The ladies were sitting at individual tables surrounded by their own families, friends and loved ones so could not compare answers to the questions, but when asked the secret to their longevity they all agreed it was living a life filled with purpose, fun and most importantly love. Most agreed that having good genes helped a lot too! The part that completely made my morning and sent me off to work with a smile was a comment made by 104-year-old Ida Hall
What a lovely affirmation of life to see on a Monday morning.
One of Ida’s fellow residents, Eva Altay, a native of Budapest, is by all outward appearances a feisty lady, full of gumption and determination. She broke her hip recently while doing Tai-Chi (of course) and absolutely vowed that she would not be wheelchair bound. She has been doing physio three-times weekly and credits that for keeping her mobile. Quoting from the Toronto Sun newspaper interview “’I look after myself completely,’ the petite former lawn bowler told me proudly. ‘I try to be as self-confident as I can be.’”

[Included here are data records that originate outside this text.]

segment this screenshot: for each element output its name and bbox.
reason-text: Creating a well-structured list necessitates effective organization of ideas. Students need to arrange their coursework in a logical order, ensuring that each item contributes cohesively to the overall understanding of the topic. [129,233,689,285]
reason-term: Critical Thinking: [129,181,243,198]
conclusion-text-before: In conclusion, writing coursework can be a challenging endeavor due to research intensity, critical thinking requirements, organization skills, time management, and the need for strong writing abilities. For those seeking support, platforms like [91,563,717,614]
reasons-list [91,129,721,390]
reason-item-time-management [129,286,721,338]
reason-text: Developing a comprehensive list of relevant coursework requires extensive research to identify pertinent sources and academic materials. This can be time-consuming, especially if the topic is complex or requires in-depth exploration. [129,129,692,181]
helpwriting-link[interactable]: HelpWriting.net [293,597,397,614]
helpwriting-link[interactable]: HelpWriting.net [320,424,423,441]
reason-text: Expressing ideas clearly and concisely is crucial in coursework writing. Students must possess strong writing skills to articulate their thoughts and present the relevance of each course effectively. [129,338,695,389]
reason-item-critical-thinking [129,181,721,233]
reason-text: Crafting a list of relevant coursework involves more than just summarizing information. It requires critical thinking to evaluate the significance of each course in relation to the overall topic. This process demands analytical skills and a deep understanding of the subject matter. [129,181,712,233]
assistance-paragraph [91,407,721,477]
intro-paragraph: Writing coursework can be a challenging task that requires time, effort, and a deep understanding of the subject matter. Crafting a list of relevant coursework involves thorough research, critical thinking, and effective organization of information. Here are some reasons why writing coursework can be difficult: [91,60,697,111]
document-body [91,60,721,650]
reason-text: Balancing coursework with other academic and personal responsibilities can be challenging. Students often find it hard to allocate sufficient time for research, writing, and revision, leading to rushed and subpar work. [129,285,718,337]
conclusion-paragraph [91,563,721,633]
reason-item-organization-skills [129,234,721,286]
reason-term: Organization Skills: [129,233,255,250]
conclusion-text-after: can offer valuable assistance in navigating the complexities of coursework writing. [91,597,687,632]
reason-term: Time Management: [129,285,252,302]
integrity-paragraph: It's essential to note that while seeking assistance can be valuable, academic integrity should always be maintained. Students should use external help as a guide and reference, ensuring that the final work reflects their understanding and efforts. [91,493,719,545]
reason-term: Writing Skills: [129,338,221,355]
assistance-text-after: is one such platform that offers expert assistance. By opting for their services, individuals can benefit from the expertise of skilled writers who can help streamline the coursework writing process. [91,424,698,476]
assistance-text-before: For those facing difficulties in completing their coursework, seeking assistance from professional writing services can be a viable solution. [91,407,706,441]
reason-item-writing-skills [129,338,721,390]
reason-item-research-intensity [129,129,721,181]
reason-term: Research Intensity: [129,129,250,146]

Ida also takes part in the physio program three times a week and credits that with keeping her independently mobile, albeit with the help of a walker (cheerfully decked out with yellow roses). She also participates in exercise classes.

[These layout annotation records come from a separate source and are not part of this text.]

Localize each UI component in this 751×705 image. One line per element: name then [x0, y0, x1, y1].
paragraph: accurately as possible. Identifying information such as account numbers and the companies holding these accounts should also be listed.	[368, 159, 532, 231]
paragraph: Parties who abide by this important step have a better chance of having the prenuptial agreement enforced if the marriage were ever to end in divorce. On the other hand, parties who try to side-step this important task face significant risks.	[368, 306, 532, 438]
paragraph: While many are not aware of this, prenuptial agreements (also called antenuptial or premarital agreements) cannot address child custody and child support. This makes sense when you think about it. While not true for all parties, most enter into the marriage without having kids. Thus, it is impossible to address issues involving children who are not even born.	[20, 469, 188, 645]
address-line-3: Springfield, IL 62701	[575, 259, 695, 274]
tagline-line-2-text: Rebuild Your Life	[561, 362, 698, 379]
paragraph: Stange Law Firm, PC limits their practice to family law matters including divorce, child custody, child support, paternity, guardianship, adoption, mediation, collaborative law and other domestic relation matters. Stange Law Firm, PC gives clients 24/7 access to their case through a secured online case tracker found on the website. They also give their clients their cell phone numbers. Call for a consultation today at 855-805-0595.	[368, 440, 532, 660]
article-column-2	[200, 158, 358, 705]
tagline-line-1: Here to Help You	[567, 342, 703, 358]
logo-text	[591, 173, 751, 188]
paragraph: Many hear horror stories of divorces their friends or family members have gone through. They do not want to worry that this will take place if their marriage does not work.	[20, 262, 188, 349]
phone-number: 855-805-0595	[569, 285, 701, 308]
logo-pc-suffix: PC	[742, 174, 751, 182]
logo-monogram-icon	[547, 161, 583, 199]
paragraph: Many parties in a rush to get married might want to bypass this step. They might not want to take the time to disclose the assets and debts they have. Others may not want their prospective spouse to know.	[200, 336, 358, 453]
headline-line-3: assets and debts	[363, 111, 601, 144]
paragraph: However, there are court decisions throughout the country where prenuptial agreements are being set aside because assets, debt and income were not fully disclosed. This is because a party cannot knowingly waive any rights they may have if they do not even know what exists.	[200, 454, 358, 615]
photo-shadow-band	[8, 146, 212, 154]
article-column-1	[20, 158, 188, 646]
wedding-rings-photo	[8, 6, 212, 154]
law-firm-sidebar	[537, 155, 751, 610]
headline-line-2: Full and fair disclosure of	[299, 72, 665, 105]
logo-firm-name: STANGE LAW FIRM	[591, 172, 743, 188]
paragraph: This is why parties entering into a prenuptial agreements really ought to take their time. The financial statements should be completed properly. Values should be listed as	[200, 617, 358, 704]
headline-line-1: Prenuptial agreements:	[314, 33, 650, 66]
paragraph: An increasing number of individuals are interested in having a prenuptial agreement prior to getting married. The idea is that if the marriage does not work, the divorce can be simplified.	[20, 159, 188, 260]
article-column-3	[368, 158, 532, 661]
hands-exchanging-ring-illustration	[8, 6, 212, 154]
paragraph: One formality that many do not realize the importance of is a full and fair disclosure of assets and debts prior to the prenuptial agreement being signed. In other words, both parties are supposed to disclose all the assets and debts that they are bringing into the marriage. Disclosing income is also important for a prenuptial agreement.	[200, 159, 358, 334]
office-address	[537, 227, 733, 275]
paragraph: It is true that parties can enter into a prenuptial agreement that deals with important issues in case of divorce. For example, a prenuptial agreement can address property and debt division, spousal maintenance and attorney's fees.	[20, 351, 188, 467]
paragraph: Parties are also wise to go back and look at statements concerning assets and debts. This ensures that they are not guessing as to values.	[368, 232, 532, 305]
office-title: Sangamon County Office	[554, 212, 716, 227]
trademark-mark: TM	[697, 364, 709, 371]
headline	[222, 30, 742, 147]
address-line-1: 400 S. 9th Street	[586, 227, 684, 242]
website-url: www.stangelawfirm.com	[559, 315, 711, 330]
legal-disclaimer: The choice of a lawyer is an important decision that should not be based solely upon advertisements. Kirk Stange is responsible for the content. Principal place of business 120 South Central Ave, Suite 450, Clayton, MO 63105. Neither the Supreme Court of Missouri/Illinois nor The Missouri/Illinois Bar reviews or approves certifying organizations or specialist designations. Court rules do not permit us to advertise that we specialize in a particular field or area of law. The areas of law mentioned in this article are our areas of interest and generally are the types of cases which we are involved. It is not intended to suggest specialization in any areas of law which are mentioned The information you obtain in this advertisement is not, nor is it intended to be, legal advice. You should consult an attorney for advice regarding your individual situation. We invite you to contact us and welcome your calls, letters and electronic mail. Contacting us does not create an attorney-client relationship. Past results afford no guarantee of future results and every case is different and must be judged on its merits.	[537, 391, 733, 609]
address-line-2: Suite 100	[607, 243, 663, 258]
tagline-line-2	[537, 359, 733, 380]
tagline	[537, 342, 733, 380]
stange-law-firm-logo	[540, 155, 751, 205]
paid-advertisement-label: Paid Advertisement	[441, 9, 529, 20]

I can only hope to be as vibrant, active, sharp and happy as Ida if I am fortunate enough to make it to some ripe old age. Personally, I think I am more apt to be the crazy cat lady, sitting on her front porch in her purple hat, shaking her fist and yelling at the kids to get off the lawn.
Unfortunately, the reason that Eva Altay and Ida Hall were in the paper was not because of Ida’s upcoming 105th birthday, but because cutbacks in government funding to the physio-therapy program at St. Hilda’s will keep her, Eva and other residents from receiving the much needed care enabling them to remain both mobile and non-dependent of full time care givers. That, however, is a topic for another time and place.
Back to Jennifer Valentyne’s interviews that morning. I went off to work with that big smile I mentioned before because when Jennifer walked over to Ida and showed her the paper, pointing out that Ida herself had made the front page (pictured below) …
… rather than becoming flustered by her new-found notoriety, neither embarrassed nor tickled to be on the front page of the paper, her only comment was “Oh my! I look old.”
Bless your heart Ida … YOU LOOK BEAUTIFUL!